I would also like to see this feature implemented. Having access to the raw hardware, in this case full screen resolution is a good thing. Need not be default setting.

comment:33 by socalstudent, 9 years ago

+1 - This would be an excellent feature to support. Might the above trunk code make its way into the VirtualBox 5 release or future betas?

comment:34 by greatpatton, 9 years ago

This is really needed as Virtualbox VM on a Mac are graphically awful.

comment:35 by Jzee, 9 years ago

Waiting for the same to see....:)

comment:36 by tmancill, 9 years ago

another +1, the graphics really are gross right now...

comment:37 by Frank Mehnert, 9 years ago

The current VirtualBox 5.0 RC1 code contains the code mentioned in comment 29. So everyone is welcome to test 5.0 RC1 and share their findings in our Beta Forum.

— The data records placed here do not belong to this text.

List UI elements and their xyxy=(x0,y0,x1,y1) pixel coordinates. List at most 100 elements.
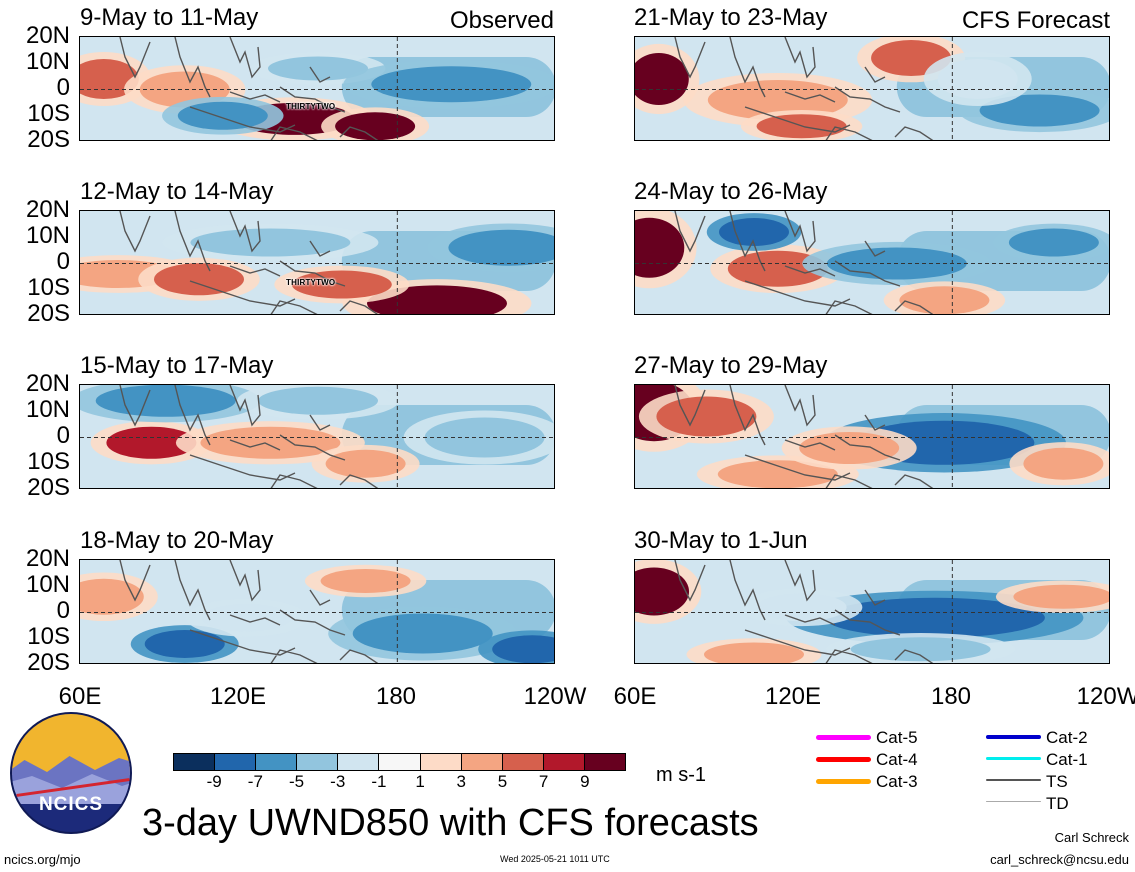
legend-label-td: TD xyxy=(1046,794,1069,813)
panel-title-7: 18-May to 20-May xyxy=(80,527,274,554)
colorbar-tick-label: 7 xyxy=(538,772,549,791)
map-panel-8 xyxy=(634,559,1110,664)
email-text: carl_schreck@ncsu.edu xyxy=(990,852,1129,867)
coastline xyxy=(119,560,379,663)
figure-title: 3-day UWND850 with CFS forecasts xyxy=(142,802,759,844)
ncics-logo: NCICS xyxy=(10,712,132,834)
colorbar-swatch xyxy=(174,754,216,770)
legend-label-cat-1: Cat-1 xyxy=(1046,750,1088,769)
colorbar-swatch xyxy=(420,754,462,770)
legend-label-ts: TS xyxy=(1046,772,1068,791)
legend-line-td xyxy=(986,801,1041,802)
lon-tick-right-60e: 60E xyxy=(613,683,657,710)
uwnd-field xyxy=(80,385,554,488)
wind-anomaly-core xyxy=(200,426,341,459)
coastline xyxy=(674,211,934,314)
lat-tick: 0 xyxy=(56,422,70,449)
wind-anomaly-core xyxy=(899,286,990,314)
uwnd-field xyxy=(80,211,554,314)
colorbar-tick-label: 3 xyxy=(456,772,466,791)
logo-text: NCICS xyxy=(38,794,104,815)
lat-tick: 10S xyxy=(27,448,70,475)
panel-title-3: 12-May to 14-May xyxy=(80,178,274,205)
colorbar-swatch xyxy=(256,754,298,770)
uwnd-field xyxy=(635,385,1109,488)
wind-anomaly-core xyxy=(492,635,554,663)
uwnd-field xyxy=(635,211,1109,314)
wind-anomaly-core xyxy=(352,613,493,654)
timestamp-text: Wed 2025-05-21 1011 UTC xyxy=(500,854,610,864)
wind-anomaly-core xyxy=(1008,228,1099,257)
lon-tick-right-120e: 120E xyxy=(764,683,822,710)
wind-anomaly-core xyxy=(719,218,789,246)
lat-tick: 10S xyxy=(27,100,70,127)
coastline xyxy=(674,560,934,663)
author-text: Carl Schreck xyxy=(1054,830,1129,845)
coastline xyxy=(119,37,379,140)
wind-anomaly-core xyxy=(95,385,236,417)
colorbar-swatch xyxy=(297,754,339,770)
map-panel-4 xyxy=(634,210,1110,315)
wind-anomaly-core xyxy=(937,59,1018,99)
coastline xyxy=(119,211,379,314)
wind-anomaly-core xyxy=(979,94,1100,127)
colorbar-tick-label: -9 xyxy=(206,772,222,791)
legend-line-cat-1 xyxy=(986,757,1041,760)
legend-line-ts xyxy=(986,779,1041,781)
legend-label-cat-2: Cat-2 xyxy=(1046,728,1088,747)
lat-tick: 20N xyxy=(25,370,70,397)
lat-tick: 20N xyxy=(25,22,70,49)
wind-anomaly-core xyxy=(268,56,368,81)
lat-tick: 10N xyxy=(25,571,70,598)
wind-anomaly-core xyxy=(635,217,685,278)
lat-tick: 0 xyxy=(56,597,70,624)
observed-label: Observed xyxy=(449,7,554,34)
colorbar-tick-label: -1 xyxy=(371,772,387,791)
uwnd-field xyxy=(80,560,554,663)
lon-tick-right-120w: 120W xyxy=(1076,683,1135,710)
coastline xyxy=(674,385,934,488)
wind-anomaly-core xyxy=(850,637,991,662)
wind-anomaly-core xyxy=(1023,447,1104,480)
wind-anomaly-core xyxy=(1013,584,1109,609)
lat-tick: 10N xyxy=(25,48,70,75)
map-panel-1 xyxy=(79,36,555,141)
wind-anomaly-core xyxy=(201,603,292,632)
lon-tick-right-180: 180 xyxy=(930,683,972,710)
lon-tick-left-120w: 120W xyxy=(523,683,587,710)
storm-label-panel-1: THIRTYTWO xyxy=(286,102,336,111)
legend-label-cat-5: Cat-5 xyxy=(876,728,918,747)
wind-anomaly-core xyxy=(656,396,757,437)
panel-title-6: 27-May to 29-May xyxy=(634,352,828,379)
wind-anomaly-core xyxy=(154,263,244,296)
lat-tick: 20N xyxy=(25,545,70,572)
map-panel-6 xyxy=(634,384,1110,489)
colorbar-swatch xyxy=(379,754,421,770)
wind-anomaly-core xyxy=(371,66,532,103)
wind-anomaly-core xyxy=(320,569,411,593)
panel-title-5: 15-May to 17-May xyxy=(80,352,274,379)
colorbar-tick-label: -3 xyxy=(330,772,346,791)
wind-anomaly-core xyxy=(799,432,900,464)
colorbar-tick-label: 9 xyxy=(580,772,590,791)
wind-anomaly-core xyxy=(190,228,351,257)
lat-tick: 20S xyxy=(27,474,70,501)
wind-anomaly-core xyxy=(727,250,828,287)
panel-title-8: 30-May to 1-Jun xyxy=(634,527,808,554)
lat-tick: 10N xyxy=(25,396,70,423)
colorbar-swatch xyxy=(215,754,257,770)
uwnd-field xyxy=(635,37,1109,140)
lat-tick: 0 xyxy=(56,248,70,275)
wind-anomaly-core xyxy=(80,578,144,615)
wind-anomaly-core xyxy=(717,460,838,488)
cfs-forecast-label: CFS Forecast xyxy=(961,7,1110,34)
colorbar xyxy=(173,753,626,771)
legend-line-cat-5 xyxy=(816,735,871,740)
wind-anomaly-core xyxy=(424,417,545,458)
coastline xyxy=(119,385,379,488)
wind-anomaly-core xyxy=(258,386,378,415)
wind-anomaly-core xyxy=(635,53,689,105)
lat-tick: 10S xyxy=(27,623,70,650)
wind-anomaly-core xyxy=(756,593,847,622)
colorbar-tick-label: -5 xyxy=(288,772,305,791)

comment:38 by andreasfrom, 9 years ago

VirtualBox 5.0 RC2 with "Use Unscaled HiDPI Output" on, reports an incorrect resolution to the Linux guest. My MacBook has a resolution of 2560x1600, but the Linux guest sees 2880x1800. Manually setting the Linux resolution to 2560x1600, my native resolution, means the guest doesn't fill the whole screen.